14 apr 2015

un appunto sul nuovo articolo di domenico Cacopardo

Di che si stupisce Domenico Cacopardo?
E' lo stato di abbandono di una società che ha sempre più sottovalutato la cultura del rispetto per una società ed i suoi valori fondamentali che non possono mai essere costruiti sul potere di una economia e del denaro. 
Per quanto riguarda il nostro Paese..non può porsi meraviglia Domenico..che, pur esprimendo una chiara posizione contro l'incedere inopportuno del governo, non pare aver ben percepito il percorso ingannevole del lavoro del sindaco d'Italia.. alquanto sbrigaticcio.. oltre che privo di logica.
Il suo sottolineare :"la politica giudiziaria del governo e del Parlamento invece di occuparsi delle disfunzioni della giustizia, dei ritardi biblici della giustizia civile e di quella amministrativa, si focalizza sulla sottrazione di lavoro ai giudici e ai pubblici ministeri, in modo che possano occuparsi solo di alcuni «grandi» reati". Suona come un giusto richiamo ad una politica governativa che continua a ingannare con le sue azioni di falso rinnovamento ..e poco può importare la voce di un Parlamento.. ormai totalmente soggiogato da una governabilità assoluta che non rispetta per nulla le regole ed i principi fondamentali di una democrazia.
Il richiamo al Parlamento, quindi ..risulta del tutto improprio, giusto per la mancanza di ciò che si dovrebbe ad un Aula.. dove per logica deve anteporsi un dialogo aperto e non continue fiducie... a volte persino ricattatorie.
Tutto prima o poi torna quando non si ha rispetto dei principi cardine di una società che vive in uno Stato democratico.

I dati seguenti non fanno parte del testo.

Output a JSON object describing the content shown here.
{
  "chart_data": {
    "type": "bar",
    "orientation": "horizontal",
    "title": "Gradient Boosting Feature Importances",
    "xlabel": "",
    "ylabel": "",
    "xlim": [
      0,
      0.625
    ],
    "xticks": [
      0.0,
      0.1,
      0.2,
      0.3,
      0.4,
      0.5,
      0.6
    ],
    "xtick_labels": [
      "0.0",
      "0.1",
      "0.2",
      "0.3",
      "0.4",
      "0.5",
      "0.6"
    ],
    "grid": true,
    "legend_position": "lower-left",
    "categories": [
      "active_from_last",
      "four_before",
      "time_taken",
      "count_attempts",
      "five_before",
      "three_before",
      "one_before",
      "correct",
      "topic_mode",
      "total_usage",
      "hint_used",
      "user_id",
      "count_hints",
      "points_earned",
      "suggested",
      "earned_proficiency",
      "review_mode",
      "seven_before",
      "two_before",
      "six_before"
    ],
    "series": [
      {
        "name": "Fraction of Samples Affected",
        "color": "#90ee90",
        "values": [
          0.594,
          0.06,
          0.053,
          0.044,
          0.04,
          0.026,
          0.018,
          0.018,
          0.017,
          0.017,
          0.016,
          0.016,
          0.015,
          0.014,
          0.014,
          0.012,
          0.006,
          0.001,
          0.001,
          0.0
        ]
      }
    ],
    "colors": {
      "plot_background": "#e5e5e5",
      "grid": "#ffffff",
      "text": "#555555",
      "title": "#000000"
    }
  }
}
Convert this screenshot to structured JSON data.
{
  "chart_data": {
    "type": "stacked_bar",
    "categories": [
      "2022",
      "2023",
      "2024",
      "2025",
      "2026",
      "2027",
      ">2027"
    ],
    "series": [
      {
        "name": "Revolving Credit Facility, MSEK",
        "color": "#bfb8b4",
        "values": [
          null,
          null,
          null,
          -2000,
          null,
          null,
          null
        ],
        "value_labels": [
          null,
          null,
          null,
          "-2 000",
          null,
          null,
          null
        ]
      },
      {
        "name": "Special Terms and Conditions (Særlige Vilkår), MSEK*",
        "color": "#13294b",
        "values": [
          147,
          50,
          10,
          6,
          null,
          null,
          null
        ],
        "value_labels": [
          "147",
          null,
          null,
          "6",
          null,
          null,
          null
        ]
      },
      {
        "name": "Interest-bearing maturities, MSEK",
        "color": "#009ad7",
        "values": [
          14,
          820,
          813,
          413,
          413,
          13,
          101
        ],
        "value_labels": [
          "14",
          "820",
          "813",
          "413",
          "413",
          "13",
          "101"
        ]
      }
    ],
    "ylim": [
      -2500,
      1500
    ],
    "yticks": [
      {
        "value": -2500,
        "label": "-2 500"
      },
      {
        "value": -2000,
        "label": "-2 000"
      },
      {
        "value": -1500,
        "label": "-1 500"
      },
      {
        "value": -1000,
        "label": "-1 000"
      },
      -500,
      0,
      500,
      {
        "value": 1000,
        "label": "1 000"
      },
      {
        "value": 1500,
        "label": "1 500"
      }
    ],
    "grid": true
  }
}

La parola prevenzione non appartiene a questo governo..come non gli attiene ogni logica di politica democratica.
Nel caso della giustizia e della sicurezza, il rischio che l’autonomia del singolo debordi sino all’anarchia del tutto...è ormai di tutta evidenza. Si continua dilatare il problema attraverso regole di prescrizione e depenalizzazioni. Siamo oggi ad un punto critico..ed ancora non si vuole capire che il metodo renziano della semplificazione e della fretta, (che appare erroneamente il più sbrigativo ed utile) nel suo esprimersi in modo sommario, non potrà mai sortire un successo nel futuro..anzi ci tornerà indietro come un boomerang, portando al pettine gli ulteriori nodi irrisolti alla base.
Il problema è solo di natura culturale politica..ed il rischio è maggiore di quello che si crede!

vincenzo cacopardo 


Lo Stato in ritirata
così potrebbe intitolarsi il capitolo di storia patria che sarà dedicato al 2015, l’anno in cui è stata introdotta nell’ordinamento italiano la depenalizzazione di 112 reati, tra i quali ne ricordiamo solo alcuni: abbandono o violenza di persone minori o incapaci; invasione e occupazione di aziende agricole o industriali; appropriazione indebita; attentato alla sicurezza dei trasporti; evasione; furto; istigazione a delinquere; minacce; omicidio colposo; percosse; violazione di domicilio.
Le condizioni sono due: tenuità e non abitualità, elementi questi che saranno valutati discrezionalmente dal giudice.
Nella sostanza, si tratta della gran parte del carico giudiziario, che spesso rimane abbandonato per la priorità accordata ad altre fattispecie, ma che pesa come un macigno sulla società civile.
Basti pensare all’omicidio colposo, quello che più frequentemente si manifesta nelle strade (spesso aggravato dall’uso di alcol e di droghe, compresi gli spinelli che accoppiati all’alcol e ai tabacchi costituiscono un micidiale cocktail, ma in questo caso «aggravato» e non riducibile per tenuità) e che colpisce migliaia di famiglie, sempre alla ricerca di una aleatoria riparazione morale e materiale, sempre gelate dall’insensibilità degli inquirenti. Basti pensare al furto e alla violazione di domicilio, lesioni della personalità, prima che delle cose, spesso causa di irreparabili traumi psicologici.
Va ricordato che la criminologia insegna che nel curriculum di un grande criminale c’è quasi sempre un inizio di «piccoli» crimini. E che, questa depenalizzazione accentuerà la sensazione di abbandono da parte dell’autorità giudiziaria (da cui dipende quella delle forze dell’ordine, ormai quasi sempre inerti di fronte al furto d’auto o in appartamento), e l’insicurezza generale.
Insomma, la politica giudiziaria del governo e del Parlamento invece di occuparsi delle disfunzioni della giustizia, dei ritardi biblici della giustizia civile e di quella amministrativa, si focalizza sulla sottrazione di lavoro ai giudici e ai pubblici ministeri, in modo che possano occuparsi solo di alcuni «grandi» reati. Ma questo non è garanzia di procedimenti celeri ed efficaci, visto che, contemporaneamente, vengono incrementate le pene, allungate le prescrizioni e introdotti tanti nuovi reati, peraltro già previsti in varie forme dall’ordinamento. Il medesimo reato di tortura è già perseguibile nelle forme previste dal codice penale.
Perché, dunque, si procede in questa direzione? Perché così si manda un messaggio di subalternità alla corporazione degli operatori di giustizia e di speranza alla cittadinanza, illusa, invece, da una irrealistica prospettiva di efficienza. Irrealistica: non ci sono gli strumenti organizzativi e disciplinari per mettere in moto la macchina, premiando i solerti e punendo gli incapaci o gli ignavi. Non c’è un’organizzazione economica e sociale che possa efficacemente funzionare senza un reale potere gerarchico di direzione e di controllo. Questo manca del tutto nel sistema italiano, nel quale l’autonomia del singolo deborda sino all’anarchia del tutto.
Con la riforma della custodia cautelare (sarà più difficile e dovrà essere più motivata) si completerà questo rischioso pezzo di riforma. È facile immaginarne l’insuccesso, il tragico insuccesso.